UW-Extension uses education to help people understand and solve problems. Educational programs developed and conducted by county-based educators reflect local concerns. They apply knowledge from the University of Wisconsin, other universities and the United States Department of Agriculture.

Through this unique partnership, educators work with county Agriculture and Extension Education Committees and other local groups to identify needs for education and design programs to meet those needs.

The University of Wisconsin-Extension provides affirmative action and equal opportunity in education, programming and employment for all qualified persons regardless of race, color, gender/sex, creed, religion, national origin, ancestry, age, sexual orientation, pregnancy, marital or parental status, arrest or conviction record or veteran status.

County Partner

County UW-Extension offices are departments of county government. Wisconsin Statute 59.56, as passed in 1914 and amended over the years, permits county boards to establish and maintain an educational program in cooperation with University of Wisconsin-Extension.

This statute was designed to create a partnership of the U.S. Department of Agriculture, the land grant universities and county governments. The statute also defines employment of University program staff and financing and supervision of county Extension programs. It designates the county extension education committee as the county's representative in partnership with UWEX.

The county provides approximately 40 percent of salary support for county-based faculty. The county also provides adequate travel expenses, clerical support, office facilities and general supplies to meet the county programming needs.

By statute, Extension agents (county-based educators) are employed with county, state and federal funds. Therefore, both the county and the University of Wisconsin-Extension are involved in selecting agents.

State/University Partner

Extension specialists on campuses of the University of Wisconsin System teach, conduct applied research and interpret research of other scholars in response to local and state needs. These specialists provide statewide educational leadership in their disciplines and serve as resource people to extension offices, state agencies, the legislature, professional associations, business and industry and other state and national groups.

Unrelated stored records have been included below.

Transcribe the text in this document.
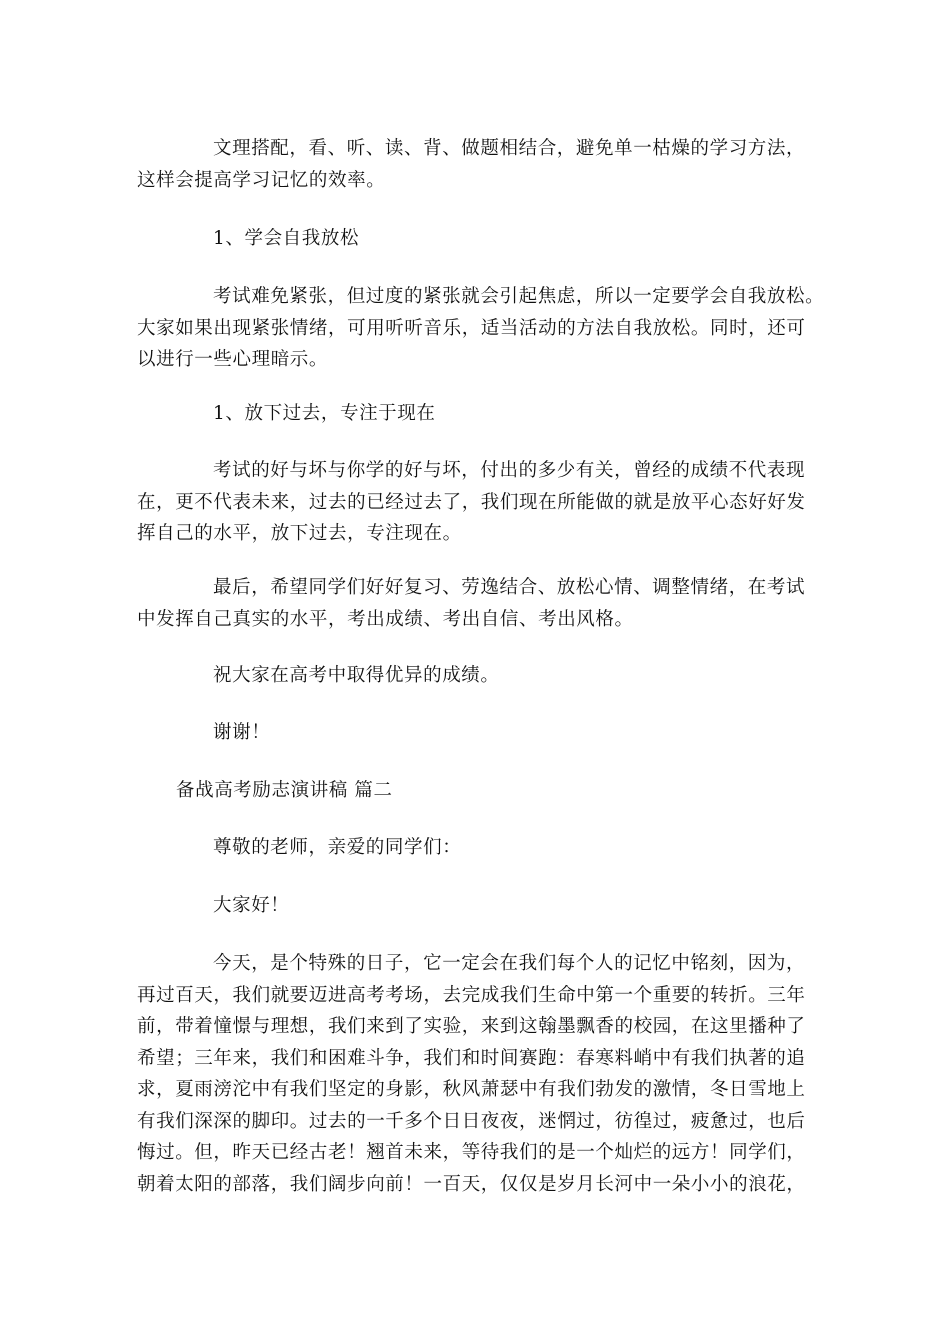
文理搭配，看、听、读、背、做题相结合，避免单一枯燥的学习方法，
这样会提高学习记忆的效率。

1、学会自我放松

考试难免紧张，但过度的紧张就会引起焦虑，所以一定要学会自我放松。
大家如果出现紧张情绪，可用听听音乐，适当活动的方法自我放松。同时，还可
以进行一些心理暗示。

1、放下过去，专注于现在

考试的好与坏与你学的好与坏，付出的多少有关，曾经的成绩不代表现
在，更不代表未来，过去的已经过去了，我们现在所能做的就是放平心态好好发
挥自己的水平，放下过去，专注现在。

最后，希望同学们好好复习、劳逸结合、放松心情、调整情绪，在考试
中发挥自己真实的水平，考出成绩、考出自信、考出风格。

祝大家在高考中取得优异的成绩。

谢谢！

备战高考励志演讲稿 篇二

尊敬的老师，亲爱的同学们：

大家好！

今天，是个特殊的日子，它一定会在我们每个人的记忆中铭刻，因为，
再过百天，我们就要迈进高考考场，去完成我们生命中第一个重要的转折。三年
前，带着憧憬与理想，我们来到了实验，来到这翰墨飘香的校园，在这里播种了
希望；三年来，我们和困难斗争，我们和时间赛跑：春寒料峭中有我们执著的追
求，夏雨滂沱中有我们坚定的身影，秋风萧瑟中有我们勃发的激情，冬日雪地上
有我们深深的脚印。过去的一千多个日日夜夜，迷惘过，彷徨过，疲惫过，也后
悔过。但，昨天已经古老！翘首未来，等待我们的是一个灿烂的远方！同学们，
朝着太阳的部落，我们阔步向前！一百天，仅仅是岁月长河中一朵小小的浪花，
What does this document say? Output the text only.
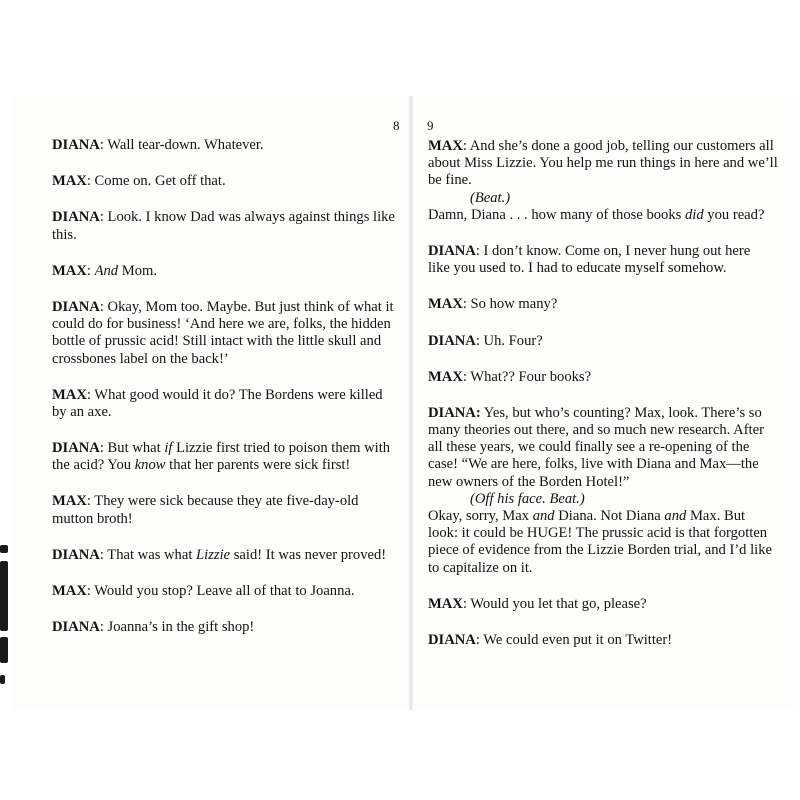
8 9
DIANA: Wall tear-down. Whatever.
MAX: Come on. Get off that.
DIANA: Look. I know Dad was always against things like
this.
MAX: And Mom.
DIANA: Okay, Mom too. Maybe. But just think of what it
could do for business! ‘And here we are, folks, the hidden
bottle of prussic acid! Still intact with the little skull and
crossbones label on the back!’
MAX: What good would it do? The Bordens were killed
by an axe.
DIANA: But what if Lizzie first tried to poison them with
the acid? You know that her parents were sick first!
MAX: They were sick because they ate five-day-old
mutton broth!
DIANA: That was what Lizzie said! It was never proved!
MAX: Would you stop? Leave all of that to Joanna.
DIANA: Joanna’s in the gift shop!
MAX: And she’s done a good job, telling our customers all
about Miss Lizzie. You help me run things in here and we’ll
be fine.
(Beat.)
Damn, Diana . . . how many of those books did you read?
DIANA: I don’t know. Come on, I never hung out here
like you used to. I had to educate myself somehow.
MAX: So how many?
DIANA: Uh. Four?
MAX: What?? Four books?
DIANA: Yes, but who’s counting? Max, look. There’s so
many theories out there, and so much new research. After
all these years, we could finally see a re-opening of the
case! “We are here, folks, live with Diana and Max—the
new owners of the Borden Hotel!”
(Off his face. Beat.)
Okay, sorry, Max and Diana. Not Diana and Max. But
look: it could be HUGE! The prussic acid is that forgotten
piece of evidence from the Lizzie Borden trial, and I’d like
to capitalize on it.
MAX: Would you let that go, please?
DIANA: We could even put it on Twitter!
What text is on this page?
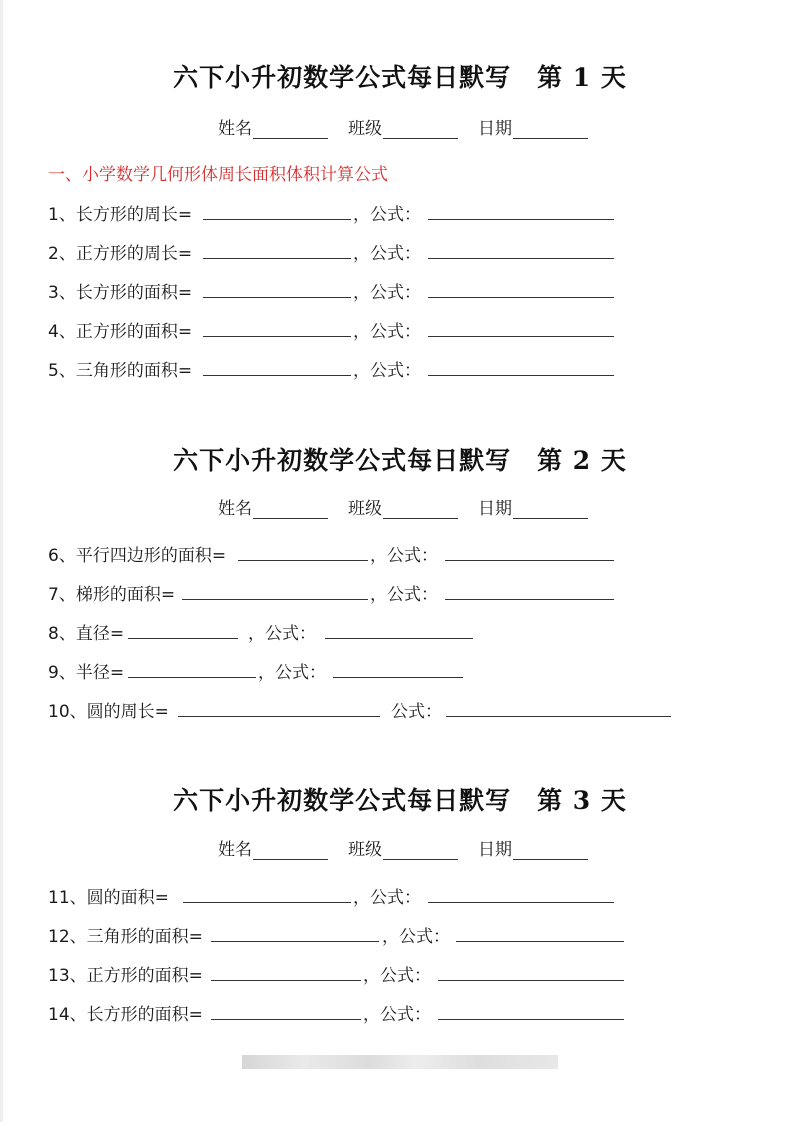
六下小升初数学公式每日默写 第 1 天
姓名	班级	日期
一、小学数学几何形体周长面积体积计算公式
1、长方形的周长=	，公式：
2、正方形的周长=	，公式：
3、长方形的面积=	，公式：
4、正方形的面积=	，公式：
5、三角形的面积=	，公式：
六下小升初数学公式每日默写 第 2 天
姓名	班级	日期
6、平行四边形的面积=	，公式：
7、梯形的面积=	，公式：
8、直径=	，公式：
9、半径=	，公式：
10、圆的周长=	公式：
六下小升初数学公式每日默写 第 3 天
姓名	班级	日期
11、圆的面积=	，公式：
12、三角形的面积=	，公式：
13、正方形的面积=	，公式：
14、长方形的面积=	，公式：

State and federal funds pay 100 percent of salaries for campus-based faculty and staff who work with and support county educational programs. The University provides bulletins, postage, educational materials, satellite downlinks, computer technology and professional improvement training, as well as program support and assistance for campus-based faculty.

State and federal funds also support approximately 60 percent of salaries for county faculty and staff positions.

Federal Partner

U.S. Department of Agriculture funds that support county and campus Extension educators are defined in the Smith-Lever Act of 1914, which provides federal support for land grant institutions to offer education programs to enhance the application of useful and practical information beyond their campuses through Cooperative Extension efforts with state and local communities.

A majority of Smith-Lever funds are distributed to states on a formula basis and, in Wisconsin, they provide a crucial component to the partnership that funds local extension programs. Some funds are also available on a competitive grant basis or earmarked for specific institutions. Smith-Lever funds account for about 25 percent of the Cooperative Extension budget.